When I was newly married—at 19, no less— my then-husband and I moved to a farm between Binghamton and Ithaca, New York. His job was being a farmhand. Mine was reading twenty books a week, watching the one television station available, and gaining weight.
The cookies below helped wildly in that last endeavor.
We lived far from any neighbors. I was ecstatic when the farmer’s son’s wife invited me for breakfast one morning. Upon arrival, she offered me a Seven and Seven (I had no idea what that was—had it been a joint, I might have understood better,) a Pop-Tart, and a cup of depression to share.
This was my introduction to farm life.
But still, I persevered.
My life was a farmhand wife’s void. (My then-husband worked 16-hour days and became buff. I slowly morphed into the top candidate for Weight Watchers—if only one existed in Center Lisle, New York.)
At Christmas, the farmer’s wife invited me to a cookie party—where each guest brought packages of a dozen cookies to exchange with all the guests. I was excited enough to spend my weekly library visits foraging for the most exciting and exotic cookie recipes on the Binghamton library’s shelves.
The cookies I made (below) were everything I’d hoped for. They were complicated, sophisticated, and delicious and were greeted with faces of horror by the Christmas Cookie party-goers.
What were these lumpy brown things brought in by the Brooklyn Jew? I handed out my Plain Jane bags of cookies.
My library cookies might have been wearing little yarmulkes and speaking Yiddish. Every other bag of cookies was variations on the Christmas butter cookie theme, cut in the shapes of stars and Santa and decorated (Sparkles! Red and Green Sugar! Glittering Gold Balls!) with the skill of holiday-possessed Rembrandts.
Mine were minus ribbons curling down the sides of the bag, lacking color of any hue and most decidedly naked of decorative gold balls.)

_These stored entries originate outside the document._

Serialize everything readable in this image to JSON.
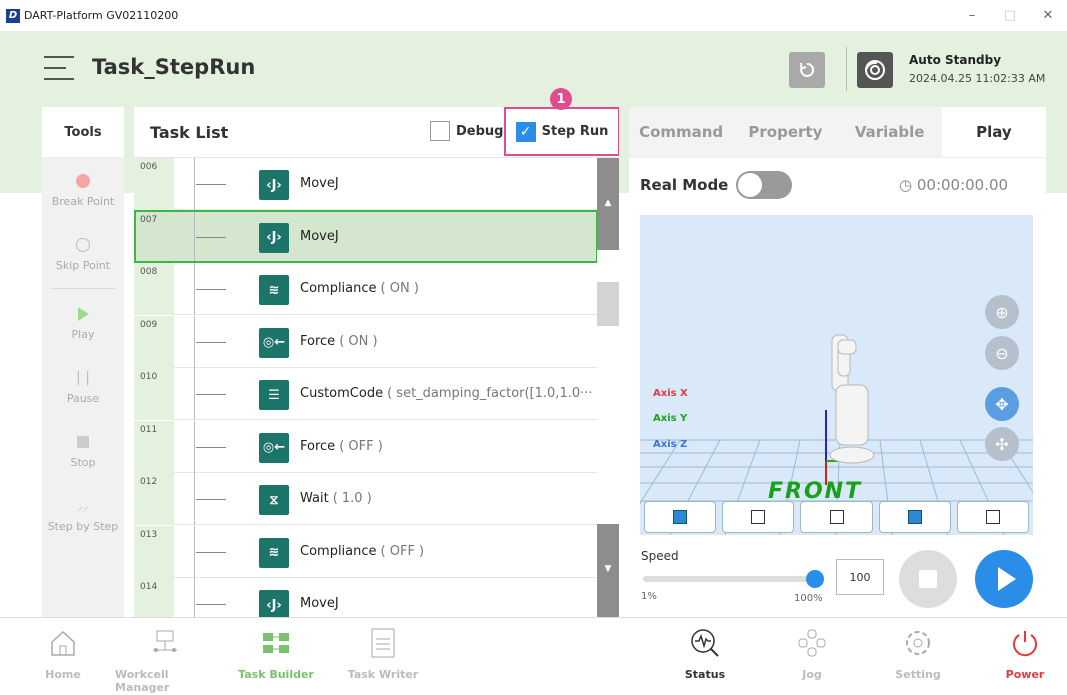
{
  "window": {
    "title": "DART-Platform GV02110200",
    "logo": "D"
  },
  "header": {
    "title": "Task_StepRun",
    "status": "Auto Standby",
    "datetime": "2024.04.25 11:02:33 AM"
  },
  "tools": {
    "heading": "Tools",
    "items": [
      {
        "label": "Break Point",
        "icon": "record-dot-icon"
      },
      {
        "label": "Skip Point",
        "icon": "circle-icon"
      },
      {
        "label": "Play",
        "icon": "play-icon"
      },
      {
        "label": "Pause",
        "icon": "pause-icon"
      },
      {
        "label": "Stop",
        "icon": "stop-icon"
      },
      {
        "label": "Step by Step",
        "icon": "step-icon"
      }
    ]
  },
  "tasklist": {
    "heading": "Task List",
    "debug_label": "Debug",
    "step_run_label": "Step Run",
    "step_run_checked": true,
    "marker": "1",
    "rows": [
      {
        "num": "006",
        "name": "MoveJ",
        "arg": "",
        "icon": "movej-icon"
      },
      {
        "num": "007",
        "name": "MoveJ",
        "arg": "",
        "icon": "movej-icon",
        "selected": true
      },
      {
        "num": "008",
        "name": "Compliance",
        "arg": "( ON )",
        "icon": "compliance-icon"
      },
      {
        "num": "009",
        "name": "Force",
        "arg": "( ON )",
        "icon": "force-icon"
      },
      {
        "num": "010",
        "name": "CustomCode",
        "arg": "( set_damping_factor([1.0,1.0··· )",
        "icon": "customcode-icon"
      },
      {
        "num": "011",
        "name": "Force",
        "arg": "( OFF )",
        "icon": "force-icon"
      },
      {
        "num": "012",
        "name": "Wait",
        "arg": "( 1.0 )",
        "icon": "wait-icon"
      },
      {
        "num": "013",
        "name": "Compliance",
        "arg": "( OFF )",
        "icon": "compliance-icon"
      },
      {
        "num": "014",
        "name": "MoveJ",
        "arg": "",
        "icon": "movej-icon"
      }
    ]
  },
  "right": {
    "tabs": [
      "Command",
      "Property",
      "Variable",
      "Play"
    ],
    "active_tab": "Play",
    "real_mode_label": "Real Mode",
    "real_mode_on": false,
    "timer": "00:00:00.00",
    "axes": [
      "Axis X",
      "Axis Y",
      "Axis Z"
    ],
    "front_label": "FRONT",
    "speed_label": "Speed",
    "speed_min": "1%",
    "speed_max": "100%",
    "speed_value": "100",
    "speed_fraction": 1.0
  },
  "bottom": [
    {
      "label": "Home",
      "icon": "home-icon"
    },
    {
      "label": "Workcell Manager",
      "icon": "workcell-icon"
    },
    {
      "label": "Task Builder",
      "icon": "task-builder-icon"
    },
    {
      "label": "Task Writer",
      "icon": "task-writer-icon"
    },
    {
      "label": "Status",
      "icon": "status-icon"
    },
    {
      "label": "Jog",
      "icon": "jog-icon"
    },
    {
      "label": "Setting",
      "icon": "gear-icon"
    },
    {
      "label": "Power",
      "icon": "power-icon"
    }
  ],
  "colors": {
    "accent_green": "#3db64a",
    "header_bg": "#e4f1df",
    "marker_pink": "#e04c8e",
    "play_blue": "#2a8ee8",
    "cmd_teal": "#1d7468"
  }
}
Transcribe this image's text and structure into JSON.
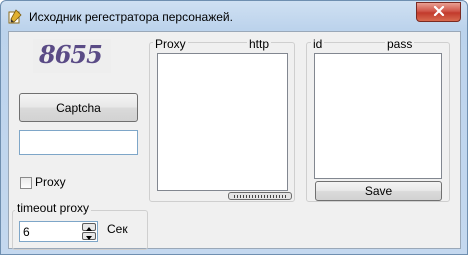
{
  "window": {
    "title": "Исходник регестратора персонажей.",
    "close_icon": "close-icon"
  },
  "captcha": {
    "image_text": "8655",
    "button_label": "Captcha",
    "input_value": ""
  },
  "proxy_checkbox": {
    "label": "Proxy",
    "checked": false
  },
  "timeout": {
    "group_label": "timeout proxy",
    "value": "6",
    "unit_label": "Сек"
  },
  "proxy_panel": {
    "col1": "Proxy",
    "col2": "http",
    "items": []
  },
  "id_panel": {
    "col1": "id",
    "col2": "pass",
    "items": [],
    "save_label": "Save"
  },
  "colors": {
    "title_bar": "#bcd3ec",
    "close_button": "#c23a2c",
    "client_bg": "#f0f0f0",
    "captcha_text": "#5a4b86"
  }
}
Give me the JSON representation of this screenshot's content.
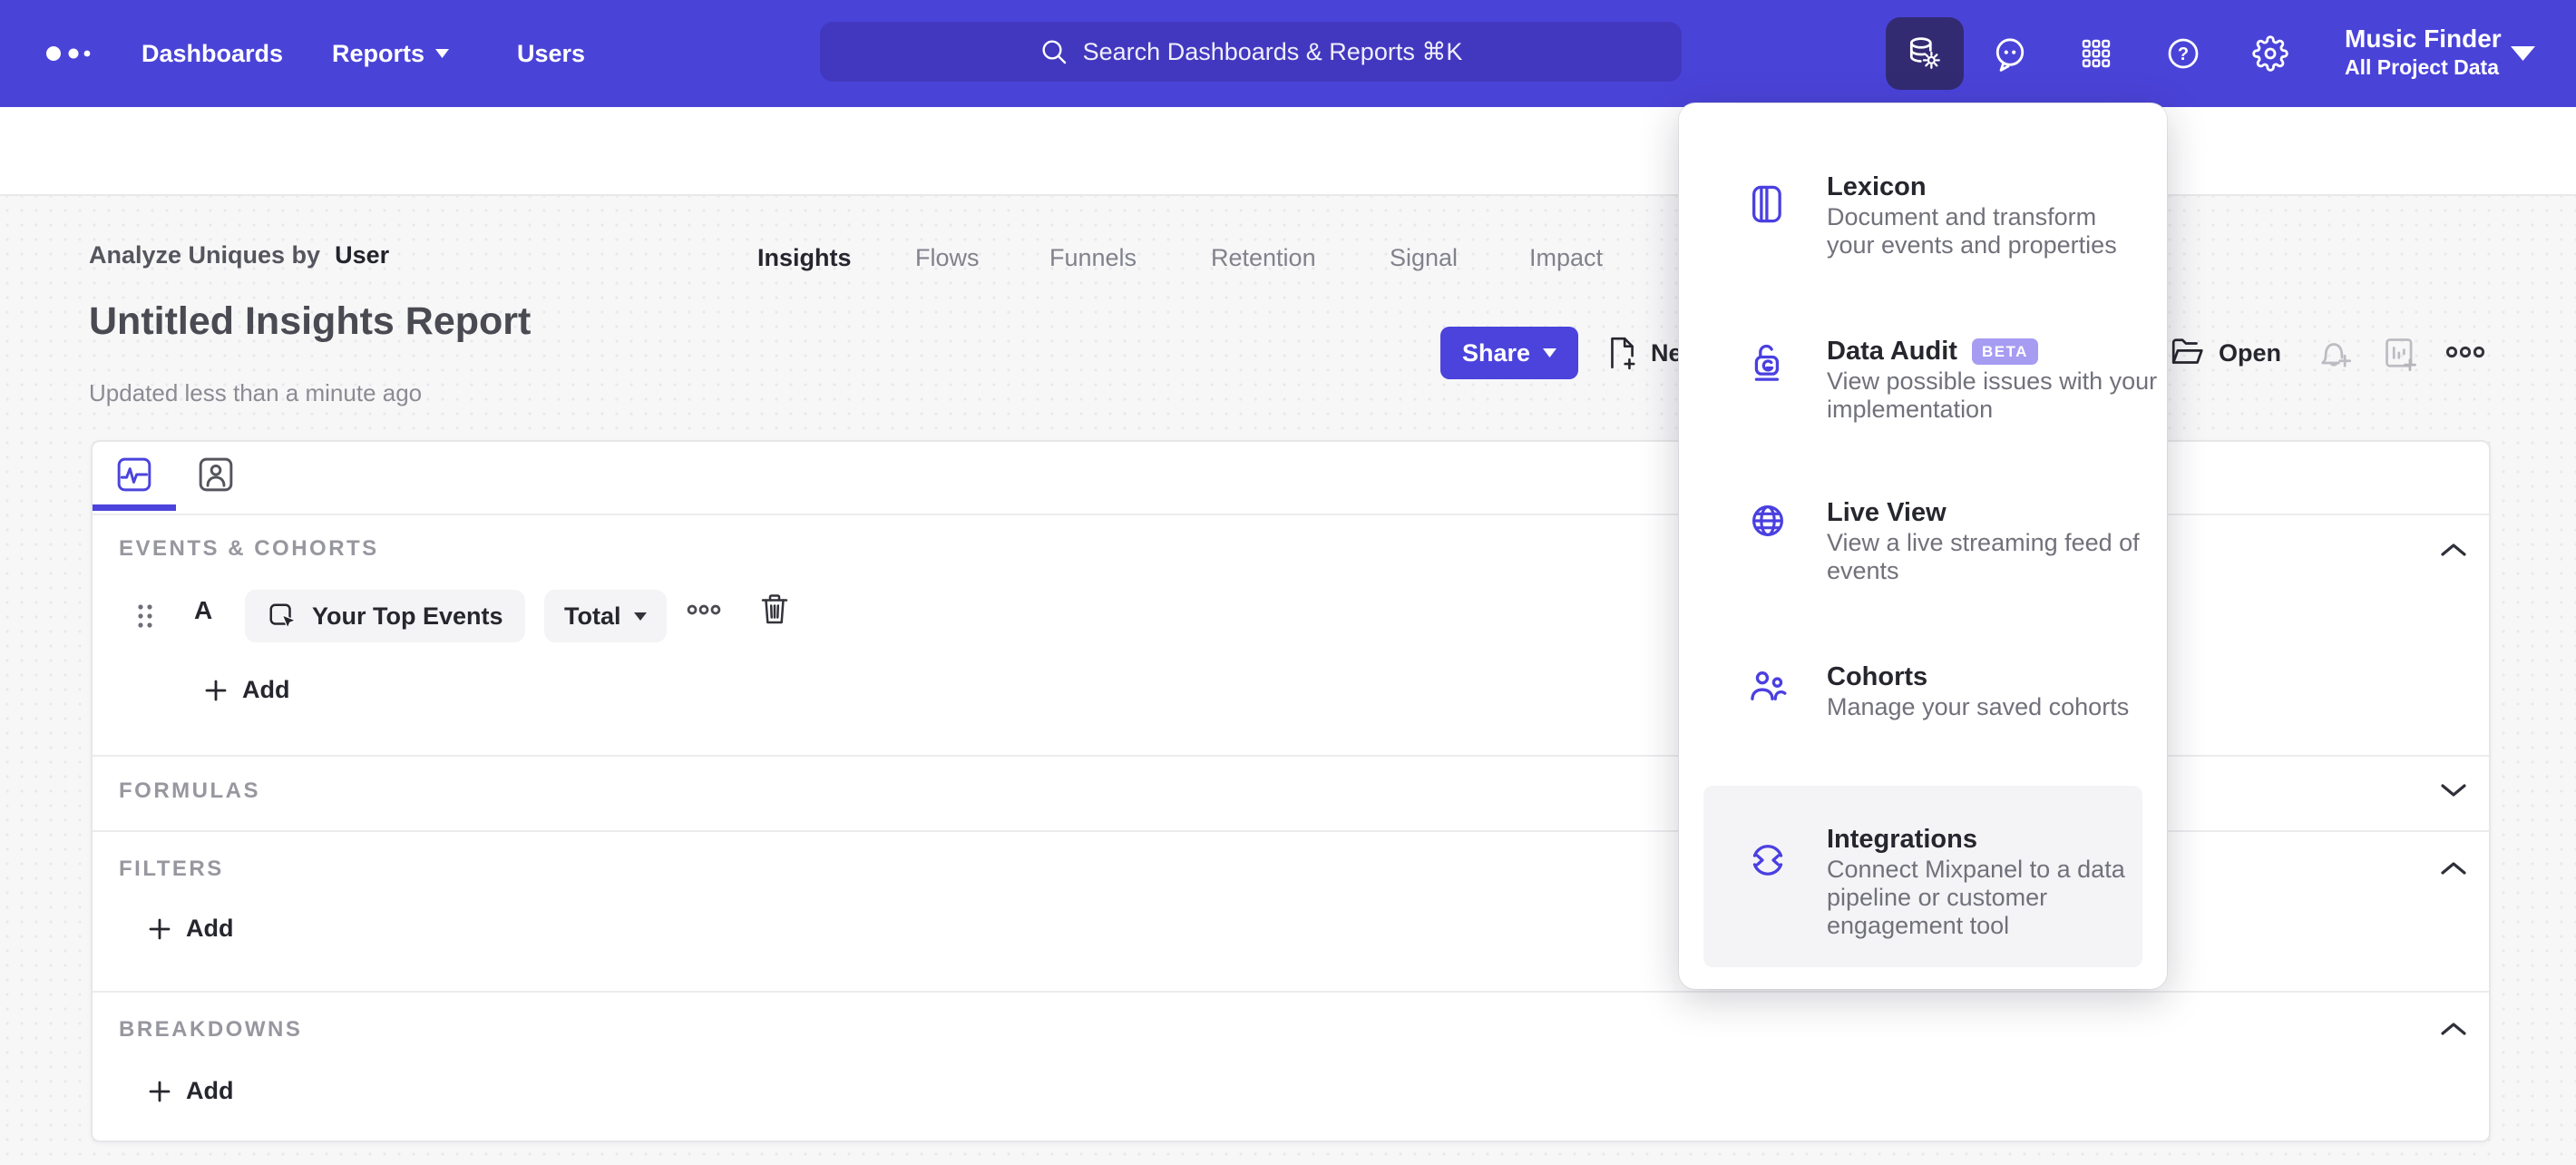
{
  "colors": {
    "nav_background": "#4A43D8",
    "search_background": "#4238BF",
    "active_tool_background": "#322B72",
    "accent_purple": "#4B43DC",
    "menu_icon_purple": "#4A3FE0",
    "beta_badge": "#A69CF2",
    "page_background": "#F7F7F8",
    "text_dark": "#26262E",
    "text_gray": "#71717B",
    "section_label_gray": "#97979F",
    "disabled_icon_gray": "#BCBCC2"
  },
  "nav": {
    "items": [
      {
        "label": "Dashboards"
      },
      {
        "label": "Reports"
      },
      {
        "label": "Users"
      }
    ],
    "search": {
      "placeholder": "Search Dashboards & Reports ⌘K"
    },
    "project": {
      "name": "Music Finder",
      "scope": "All Project Data"
    }
  },
  "tabs": [
    {
      "label": "Insights"
    },
    {
      "label": "Flows"
    },
    {
      "label": "Funnels"
    },
    {
      "label": "Retention"
    },
    {
      "label": "Signal"
    },
    {
      "label": "Impact"
    }
  ],
  "report": {
    "analyze_by_label": "Analyze Uniques by",
    "analyze_by_value": "User",
    "title": "Untitled Insights Report",
    "updated": "Updated less than a minute ago"
  },
  "toolbar": {
    "share_label": "Share",
    "new_label": "New",
    "open_label": "Open"
  },
  "builder": {
    "events_section_label": "EVENTS & COHORTS",
    "event_row": {
      "letter": "A",
      "event_name": "Your Top Events",
      "aggregation": "Total"
    },
    "events_add_label": "Add",
    "formulas_section_label": "FORMULAS",
    "filters_section_label": "FILTERS",
    "filters_add_label": "Add",
    "breakdowns_section_label": "BREAKDOWNS",
    "breakdowns_add_label": "Add"
  },
  "menu": {
    "items": [
      {
        "title": "Lexicon",
        "description": "Document and transform your events and properties"
      },
      {
        "title": "Data Audit",
        "badge": "BETA",
        "description": "View possible issues with your implementation"
      },
      {
        "title": "Live View",
        "description": "View a live streaming feed of events"
      },
      {
        "title": "Cohorts",
        "description": "Manage your saved cohorts"
      },
      {
        "title": "Integrations",
        "description": "Connect Mixpanel to a data pipeline or customer engagement tool"
      }
    ]
  }
}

My cookies looked like the homely third cousin your mother forced you to invite to the Bar Mitzvah. But, I told myself, they were the tastiest.

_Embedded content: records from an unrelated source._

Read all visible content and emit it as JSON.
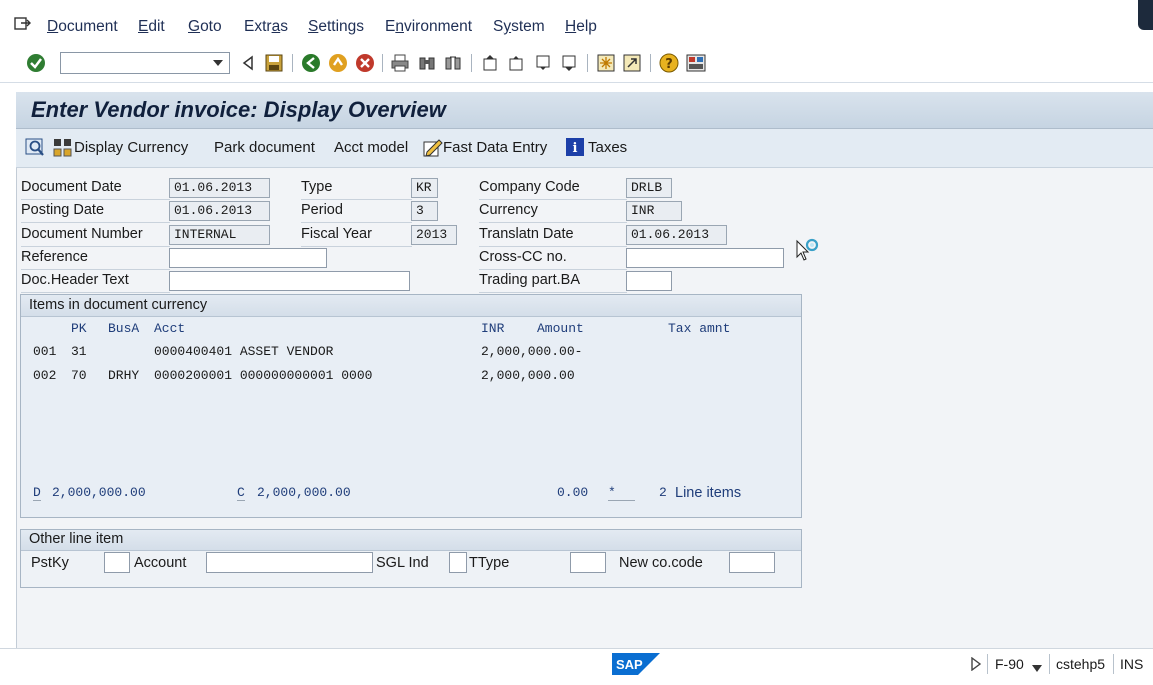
{
  "menu": {
    "items": [
      {
        "label": "Document",
        "u": "D",
        "rest": "ocument"
      },
      {
        "label": "Edit",
        "u": "E",
        "rest": "dit"
      },
      {
        "label": "Goto",
        "u": "G",
        "rest": "oto"
      },
      {
        "label": "Extras",
        "pre": "Extr",
        "u": "a",
        "rest": "s"
      },
      {
        "label": "Settings",
        "u": "S",
        "rest": "ettings"
      },
      {
        "label": "Environment",
        "pre": "E",
        "u": "n",
        "rest": "vironment"
      },
      {
        "label": "System",
        "pre": "S",
        "u": "y",
        "rest": "stem"
      },
      {
        "label": "Help",
        "u": "H",
        "rest": "elp"
      }
    ]
  },
  "toolbar": {
    "command_value": ""
  },
  "page": {
    "title": "Enter Vendor invoice: Display Overview"
  },
  "app_toolbar": {
    "display_currency": "Display Currency",
    "park_document": "Park document",
    "acct_model": "Acct model",
    "fast_data_entry": "Fast Data Entry",
    "taxes": "Taxes"
  },
  "header": {
    "document_date": {
      "label": "Document Date",
      "value": "01.06.2013"
    },
    "posting_date": {
      "label": "Posting Date",
      "value": "01.06.2013"
    },
    "document_number": {
      "label": "Document Number",
      "value": "INTERNAL"
    },
    "reference": {
      "label": "Reference",
      "value": ""
    },
    "doc_header_text": {
      "label": "Doc.Header Text",
      "value": ""
    },
    "type": {
      "label": "Type",
      "value": "KR"
    },
    "period": {
      "label": "Period",
      "value": "3"
    },
    "fiscal_year": {
      "label": "Fiscal Year",
      "value": "2013"
    },
    "company_code": {
      "label": "Company Code",
      "value": "DRLB"
    },
    "currency": {
      "label": "Currency",
      "value": "INR"
    },
    "translatn_date": {
      "label": "Translatn Date",
      "value": "01.06.2013"
    },
    "cross_cc": {
      "label": "Cross-CC no.",
      "value": ""
    },
    "trading_part": {
      "label": "Trading part.BA",
      "value": ""
    }
  },
  "items": {
    "title": "Items in document currency",
    "columns": {
      "pk": "PK",
      "busa": "BusA",
      "acct": "Acct",
      "currency": "INR",
      "amount": "Amount",
      "tax_amnt": "Tax amnt"
    },
    "rows": [
      {
        "no": "001",
        "pk": "31",
        "busa": "",
        "acct_text": "0000400401 ASSET VENDOR",
        "amount": "2,000,000.00-"
      },
      {
        "no": "002",
        "pk": "70",
        "busa": "DRHY",
        "acct_text": "0000200001 000000000001 0000",
        "amount": "2,000,000.00"
      }
    ],
    "totals": {
      "debit_label": "D",
      "debit_value": "2,000,000.00",
      "credit_label": "C",
      "credit_value": "2,000,000.00",
      "balance": "0.00",
      "flag": "*",
      "line_count": "2",
      "line_items_label": "Line items"
    }
  },
  "other_line_item": {
    "title": "Other line item",
    "pstky_label": "PstKy",
    "account_label": "Account",
    "sgl_ind_label": "SGL Ind",
    "ttype_label": "TType",
    "new_cocode_label": "New co.code"
  },
  "status": {
    "transaction": "F-90",
    "server": "cstehp5",
    "mode": "INS",
    "logo_text": "SAP"
  },
  "colors": {
    "title_bar": "#c6d4e2",
    "panel": "#f2f4f7",
    "link_blue": "#1f3d7a",
    "sap_blue": "#0a6ed1"
  }
}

Thus, I entered the pantheon of family and friend recipes and attitudes, from my Aunt Irene’s casual yelling of “It’s a loser” when dinner was barely dog-worthy to my Found On The Street Brownies (the recipe, not the confection) to a grandmother’s recipe for Grandma’s Knishes that was so complicated and arcane (use top of Crisco container to measure??) that I only made them once. But boy, were they good.
Baking for Book Events
I made loaves and loaves of banana bread for my book launch party at Belmont Books.
I didn’t have an oven in my hotel room (for my out-of-town event at Forbes Library in Northampton), but my sister schlepped to an apple farm for freshly made cider donuts.
I baked dozens of Chocolate Chip Elephant ears for my Brookline Books event, and I’ll make them again for Newtonville Books this coming Tuesday (in conversation with fellow balabusta Jennifer S. Brown). She’s bringing homemade cinnamon rugelach.
I bake for the wonderful readers, friends, and family who are kind enough to come to my book events, hoping I can make memories as so many have for me.
For my neighborhood event in the Jamaica Plain library, I might attempt my French Lace cookies—the ones that began my cookie insanity and my belief that cooking is stories, cooking is a way to bring the past alive, and food is love—all of which I tried to include in my cookbook, The Comfort of Food. I wrote Comfort first for my family and then for book clubs. All the recipes, including French lace Cookies, chocolate chip elephant ears, and my tattered banana bread recipe, come with a short story, reference to how and where I found it, or the friend or relative from whom I borrowed it.